Veterans
Tom Christie
Army 1970-1971
“People didn’t want to remember Vietnam. The friends that I had...I could no longer connect with. For two years I’d either been in training or been in war. The things that seemed important to other people weren’t important to me. I felt like I was about 55 years old. I feel younger now than I did then.”
Gordon Fowler
U.S. Marine Corps 1966-1968
“Vietnam was the defining moment in everybody’s life who went. How Vietnam affects you, I won’t know until the smoke settles, until the last day. I think it affects me a little everyday, but I don’t dwell on it.”
Eduardo Garza
Army 1969-1970
“He was obviously really scared. He was trembling. And all of us were scared. It seemed like everyone that I saw, I could see that in them.”
Will Hill
Army 1968-1969
“When you go through that, nothing can erase it. It can’t be erased. You can’t erase it with pills, medication,...or good whisky. It doesn’t go away ...and I’ve done it all. It doesn’t go away.”
Johnny Lyon
Army 1970-1971
“The helicopters took us out as a company out into the jungle. That’s where they dumped you out — in the middle of nowhere. And you did searches and missions, and we’d stay out four, five, six weeks at a time.

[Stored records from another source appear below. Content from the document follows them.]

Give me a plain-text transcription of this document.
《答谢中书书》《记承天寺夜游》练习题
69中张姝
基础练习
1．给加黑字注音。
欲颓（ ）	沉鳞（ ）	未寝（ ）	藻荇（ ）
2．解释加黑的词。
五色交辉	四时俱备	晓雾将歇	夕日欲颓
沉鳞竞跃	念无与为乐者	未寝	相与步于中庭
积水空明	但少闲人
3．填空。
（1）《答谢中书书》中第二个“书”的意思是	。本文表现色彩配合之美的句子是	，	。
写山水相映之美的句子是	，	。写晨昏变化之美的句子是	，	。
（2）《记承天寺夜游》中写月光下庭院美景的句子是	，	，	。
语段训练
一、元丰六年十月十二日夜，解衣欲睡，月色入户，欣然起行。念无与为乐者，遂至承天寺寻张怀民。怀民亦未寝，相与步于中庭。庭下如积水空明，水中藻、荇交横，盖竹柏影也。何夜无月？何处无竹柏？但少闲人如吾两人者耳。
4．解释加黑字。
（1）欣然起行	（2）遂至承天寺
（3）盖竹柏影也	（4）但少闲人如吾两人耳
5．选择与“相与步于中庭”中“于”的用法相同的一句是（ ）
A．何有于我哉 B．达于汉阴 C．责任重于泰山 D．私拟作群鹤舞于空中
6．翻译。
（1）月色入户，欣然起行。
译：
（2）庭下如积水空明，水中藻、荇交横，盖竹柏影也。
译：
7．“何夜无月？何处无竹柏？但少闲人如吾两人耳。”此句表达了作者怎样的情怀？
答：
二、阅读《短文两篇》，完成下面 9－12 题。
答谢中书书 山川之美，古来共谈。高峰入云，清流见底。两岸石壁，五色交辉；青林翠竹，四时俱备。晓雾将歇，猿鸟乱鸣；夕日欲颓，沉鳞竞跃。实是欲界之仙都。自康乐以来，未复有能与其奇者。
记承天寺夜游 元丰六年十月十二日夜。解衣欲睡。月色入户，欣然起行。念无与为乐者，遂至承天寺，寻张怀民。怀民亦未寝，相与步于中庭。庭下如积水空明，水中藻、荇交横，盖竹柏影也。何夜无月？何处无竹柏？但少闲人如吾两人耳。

When it was quiet, and nothing going, on you could just hear the helicopters leaving and that was the loneliest feeling in the world.”
Vergil Maples
Army 1966-1968
“I worry about the new guys. Even today, with these wars, they’re coming home in a lot worse shape and I can see that they’re doing the same things we did. They’re coming home and taking drugs or drinking and numbing out. They don’t want to accept the fact that they need help.”
Harry Pace
Army 1966-1967
“It was kind of a frightening experience for me, because I had just turned 18 years old and I had never been anywhere outside of the state of Texas. So going over there, it was lonely and it was frightening to me. I’ll admit it.”